HD疾患モデルとして、R6/2マウスの病態のいくつかの特徴はヒトHDをミミックしていると一般的に受け入れられている。例えば、Httのエクソン1−Q120±5を発現するR6/2トランスジェニックマウスは、HD疾患モデルとして長い歴史がある(例えば、非特許文献1)。
Ku70はHttタンパク質と直接相互作用するタンパク質であることが知られ(例えば、非特許文献2)、Ku70のトランスジェニック過剰発現が、R6/2マウスHDモデルの寿命を最も延長する物質の1つであることが知られている(非特許文献2)。
すなわち、本発明は以下の通りである。
(2)上記化合物が、上記神経変性疾患タンパク質の凝集の動態を変化させる化合物である、上記(1)に記載の予防又は治療剤。
(3)上記神経変性疾患タンパク質がアミロイドβ、タウタンパク質又はポリグルタミン病タンパク質である、(1)又は(2)に記載の予防又は治療剤。
(4)上記ポリグルタミン病タンパク質がHttタンパク質である、(3)に記載の予防又は治療剤。
(5)上記神経変性疾患タンパク質の異常凝集を伴って発症する神経疾患が、アルツハイマー型認知症、FTLD又はHDである、(1)〜(4)のいずれか1項に記載の予防又は治療剤。
(7)上記予防又は治療剤が、上記神経変性疾患タンパク質の凝集の動態を変化させる化合物である、(6)に記載の予防又は治療剤をスクリーニングする方法。
(8)上記被験物質がヘプタ−ヒスチジン、アンジオテンシンIII、黄体形成ホルモン放出ホルモンペプチド断片、ヘプタ−グルタミン、ケンプチド酢酸塩、及びそれら化合物と同一性80%以上のアミノ酸配列からなりかつ上記神経変性疾患タンパク質と直接相互作用するタンパク質に対する親和性を有する化合物、並びに、ノルジヒドログアイアレチン酸エステル、スフィンゴシン−1−フォスフェート、及びそれら化合物の化学修飾化合物よりなる群から選択される少なくとも1つの化合物である、(6)又は(7)に記載のスクリーニングする方法。
(9)上記神経変性疾患タンパク質と直接相互作用するタンパク質に対する上記被験物質の親和性を単一分子蛍光分光法により測定する工程を含む(6)〜(8)のいずれか1項に記載のスクリーニングする方法。
(10)上記神経変性疾患タンパク質がアミロイドβ、タウタンパク質又はポリグルタミン病タンパク質である、(6)〜(9)のいずれか1項に記載のスクリーニングする方法。
(11)上記ポリグルタミン病タンパク質がHttタンパク質である、(10)に記載のスクリーニングする方法。
(12)上記神経変性疾患タンパク質の異常凝集を伴って発症する神経疾患が、アルツハイマー型認知症、FTLD又はHDである、(6)〜(11)のいずれか1項に記載のスクリーニングする方法。
本明細書では、アミノ酸配列におけるアミノ酸残基を、当該技術分野で周知の一文字表記(例えば、グリシン残基を「G」)又は三文字表記(例えば、グリシン残基を「Gly」)で表記する場合がある。
本発明の第1の態様に係る発明は、神経変性疾患タンパク質の異常凝集を伴って発症する神経疾患に対する予防又は治療剤であって、ヘプタ−ヒスチジン(HHHHHHH(配列番号1))(以下、7Hともいう。
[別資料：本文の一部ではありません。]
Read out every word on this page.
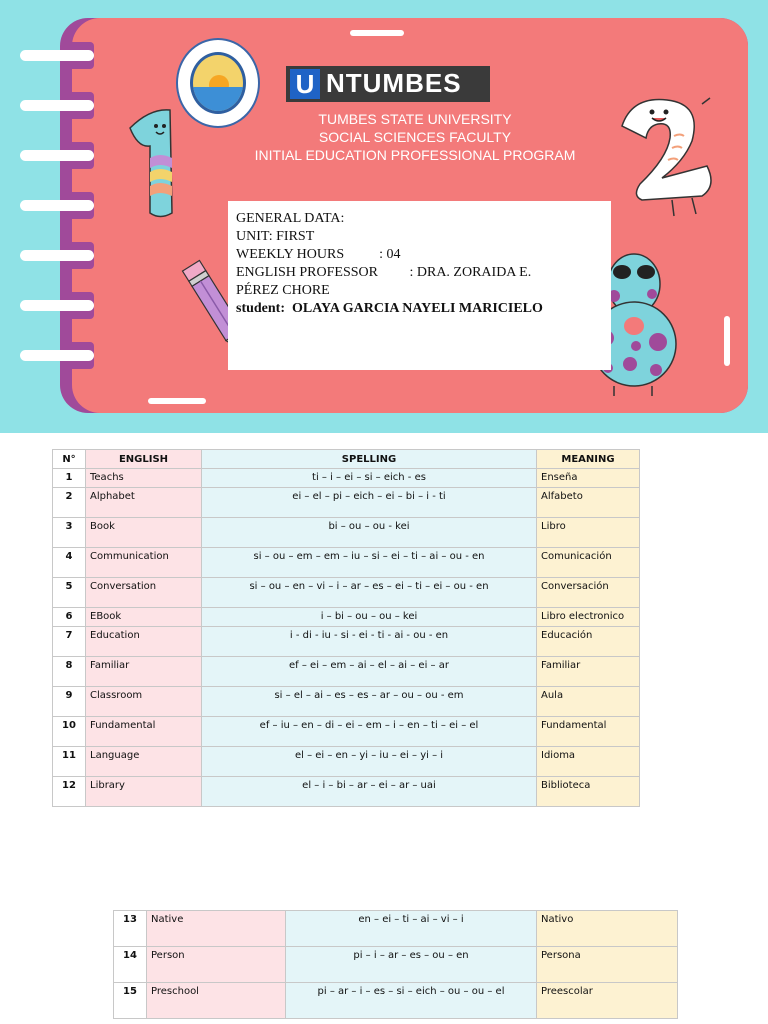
U NTUMBES
TUMBES STATE UNIVERSITY
SOCIAL SCIENCES FACULTY
INITIAL EDUCATION PROFESSIONAL PROGRAM
GENERAL DATA:
UNIT: FIRST
WEEKLY HOURS          : 04
ENGLISH PROFESSOR         : DRA. ZORAIDA E.
PÉREZ CHORE
student:  OLAYA GARCIA NAYELI MARICIELO
N°	ENGLISH	SPELLING	MEANING

1	Teachs	ti – i – ei – si – eich - es	Enseña

2	Alphabet	ei – el – pi – eich – ei – bi – i - ti	Alfabeto

3	Book	bi – ou – ou - kei	Libro

4	Communication	si – ou – em – em – iu – si – ei – ti – ai – ou - en	Comunicación

5	Conversation	si – ou – en – vi – i – ar – es – ei – ti – ei – ou - en	Conversación

6	EBook	i – bi – ou – ou – kei	Libro electronico

7	Education	i - di - iu - si - ei - ti - ai - ou - en	Educación

8	Familiar	ef – ei – em – ai – el – ai – ei – ar	Familiar

9	Classroom	si – el – ai – es – es – ar – ou – ou - em	Aula

10	Fundamental	ef – iu – en – di – ei – em – i – en – ti – ei – el	Fundamental

11	Language	el – ei – en – yi – iu – ei – yi – i	Idioma

12	Library	el – i – bi – ar – ei – ar – uai	Biblioteca
13	Native	en – ei – ti – ai – vi – i	Nativo

14	Person	pi – i – ar – es – ou – en	Persona

15	Preschool	pi – ar – i – es – si – eich – ou – ou – el	Preescolar
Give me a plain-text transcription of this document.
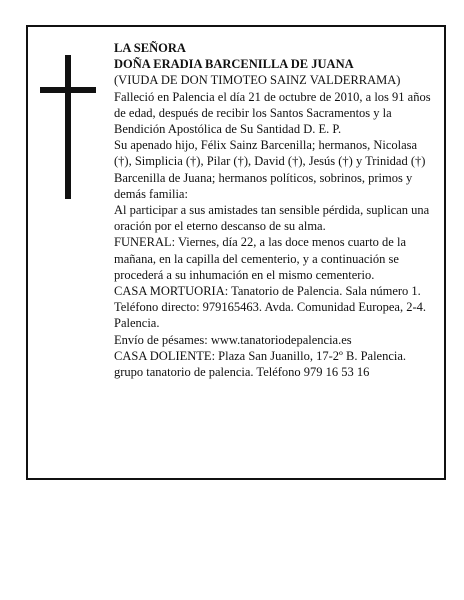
LA SEÑORA

DOÑA ERADIA BARCENILLA DE JUANA

(VIUDA DE DON TIMOTEO SAINZ VALDERRAMA)

Falleció en Palencia el día 21 de octubre de 2010, a los 91 años de edad, después de recibir los Santos Sacramentos y la Bendición Apostólica de Su Santidad D. E. P.

Su apenado hijo, Félix Sainz Barcenilla; hermanos, Nicolasa (†), Simplicia (†), Pilar (†), David (†), Jesús (†) y Trinidad (†) Barcenilla de Juana; hermanos políticos, sobrinos, primos y demás familia:

Al participar a sus amistades tan sensible pérdida, suplican una oración por el eterno descanso de su alma.

FUNERAL: Viernes, día 22, a las doce menos cuarto de la mañana, en la capilla del cementerio, y a continuación se procederá a su inhumación en el mismo cementerio.

CASA MORTUORIA: Tanatorio de Palencia. Sala número 1. Teléfono directo: 979165463. Avda. Comunidad Europea, 2-4. Palencia.

Envío de pésames: www.tanatoriodepalencia.es

CASA DOLIENTE: Plaza San Juanillo, 17-2º B. Palencia.

grupo tanatorio de palencia. Teléfono 979 16 53 16
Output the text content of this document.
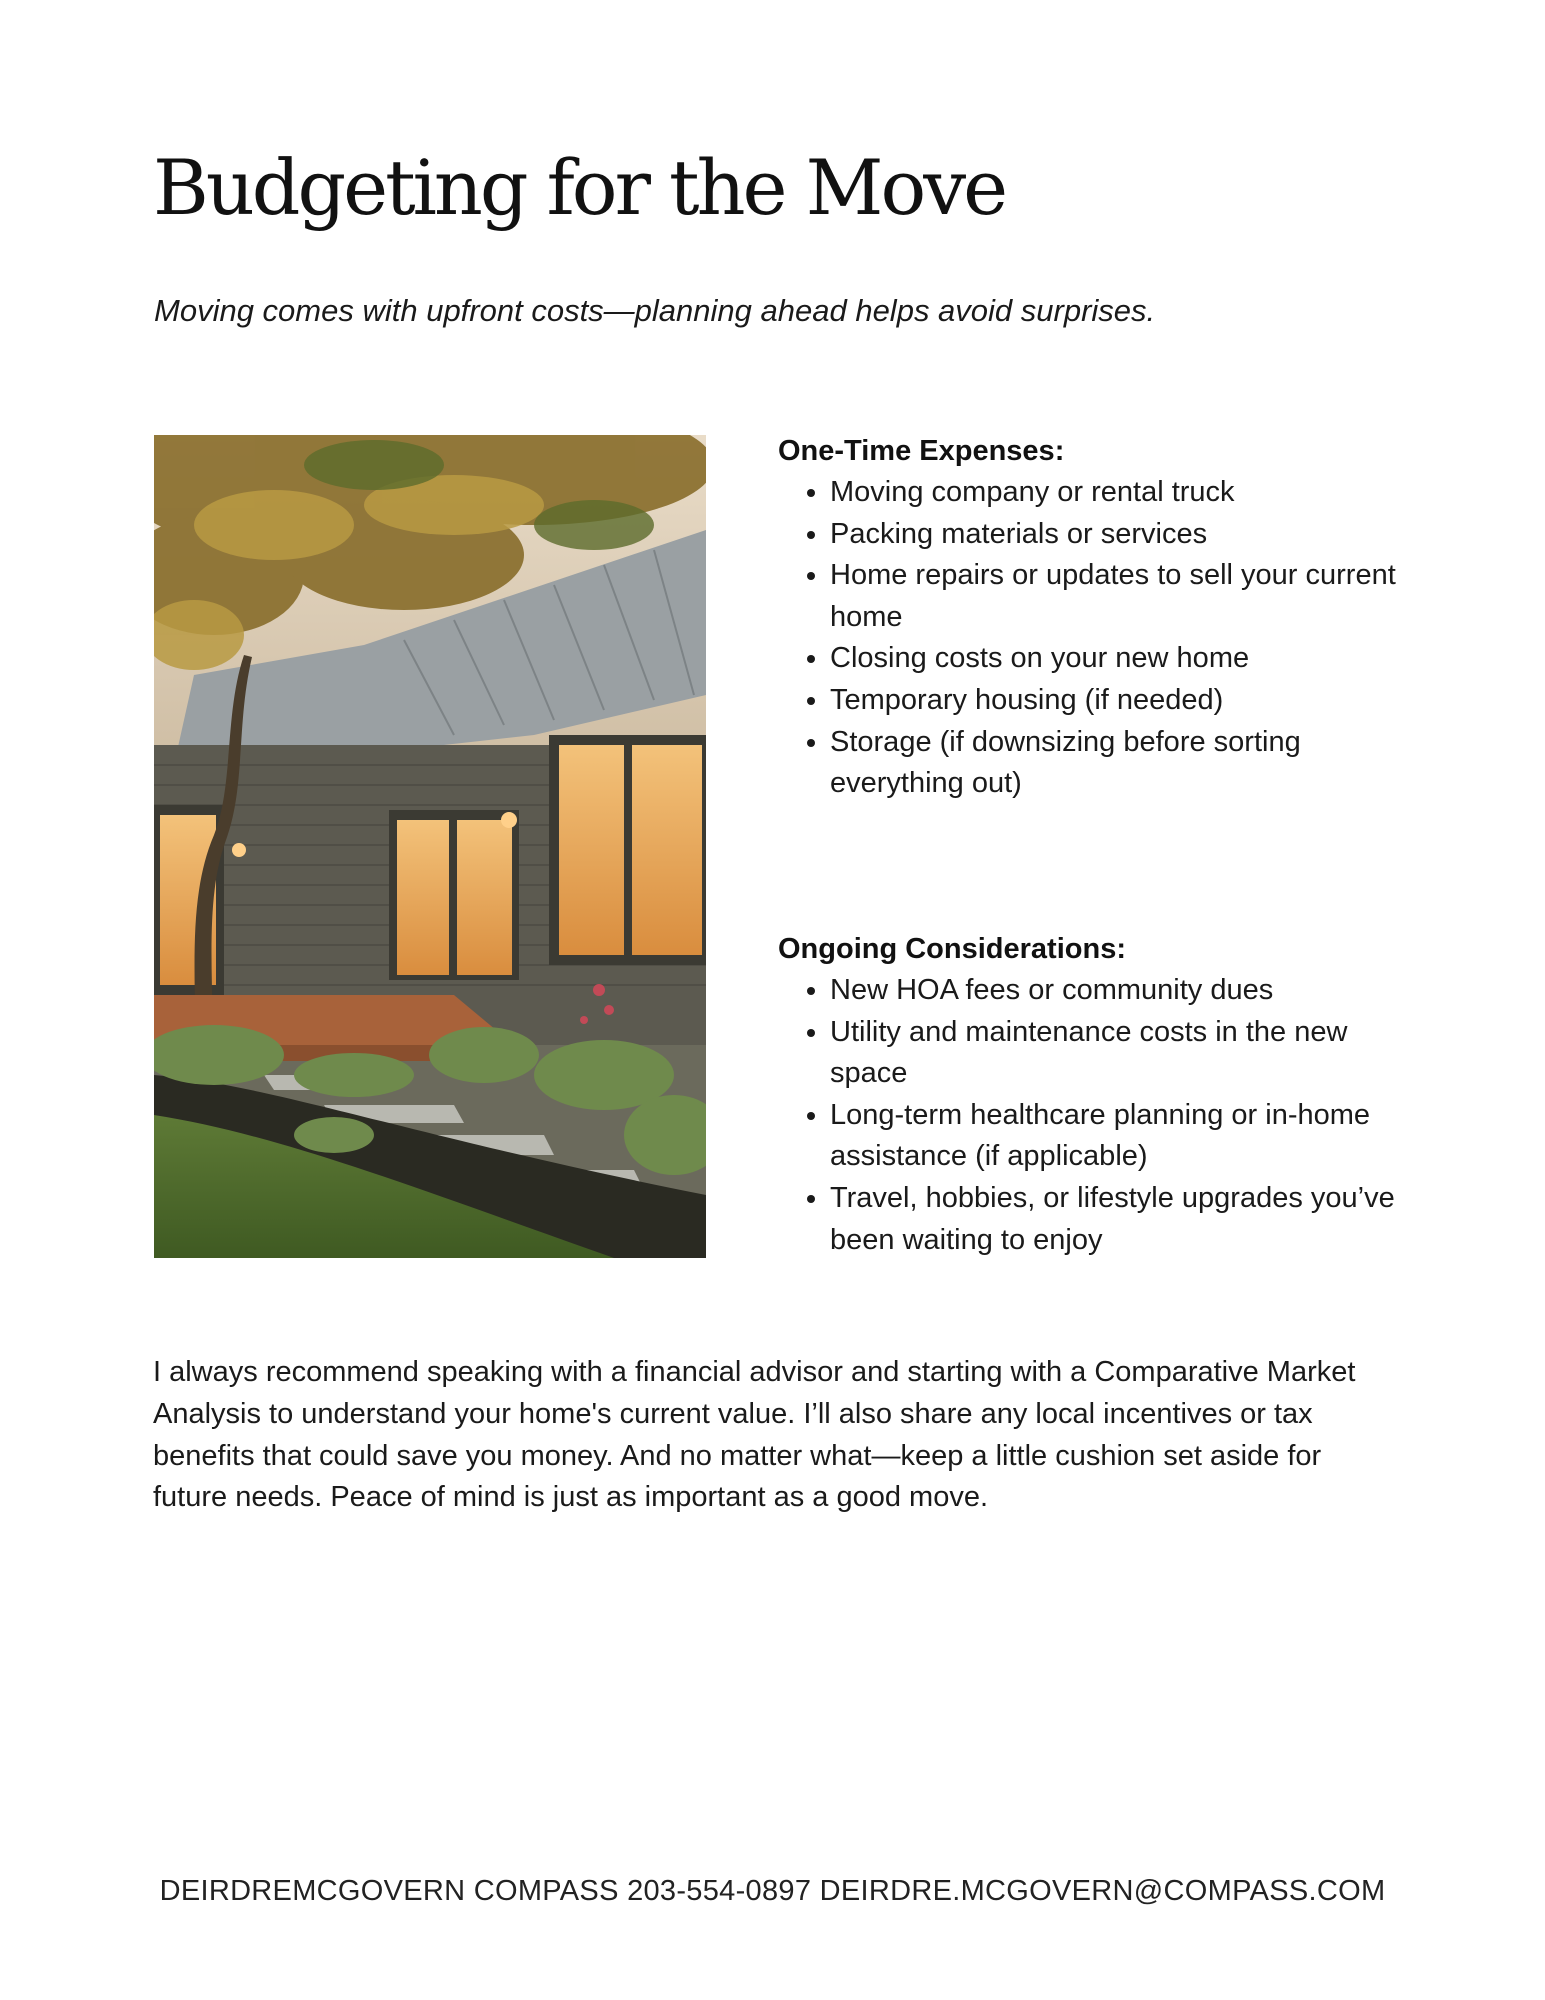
Budgeting for the Move

Moving comes with upfront costs—planning ahead helps avoid surprises.

One-Time Expenses:
• Moving company or rental truck
• Packing materials or services
• Home repairs or updates to sell your current home
• Closing costs on your new home
• Temporary housing (if needed)
• Storage (if downsizing before sorting everything out)
Ongoing Considerations:
• New HOA fees or community dues
• Utility and maintenance costs in the new space
• Long-term healthcare planning or in-home assistance (if applicable)
• Travel, hobbies, or lifestyle upgrades you’ve been waiting to enjoy

I always recommend speaking with a financial advisor and starting with a Comparative Market Analysis to understand your home's current value. I’ll also share any local incentives or tax benefits that could save you money. And no matter what—keep a little cushion set aside for future needs. Peace of mind is just as important as a good move.

DEIRDREMCGOVERN COMPASS 203-554-0897 DEIRDRE.MCGOVERN@COMPASS.COM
)、アンジオテンシンIII(RVYIHPF(配列番号2))、黄体形成ホルモン放出ホルモンペプチド断片4−10(SYGLRPG(配列番号3)−NH2)(以下、(LH−RH4−10ペプチド断片ともいう。)、ヘプタ−グルタミン(QQQQQQQ(配列番号4))(以下、7Qともいう。)、ケンプチド酢酸塩(LRRASLG(配列番号5))、及びそれら化合物と同一性80%以上のアミノ酸配列からなりかつ上記神経変性疾患タンパク質と直接相互作用するタンパク質に対する親和性を有する化合物、並びに、ノルジヒドログアイアレチン酸エステル、スフィンゴシン−1−フォスフェート(以下、S1Pともいう。)、及びそれら化合物の化学修飾化合物よりなる群から選択される少なくとも1つの化合物を有効成分とする、予防又は治療剤である。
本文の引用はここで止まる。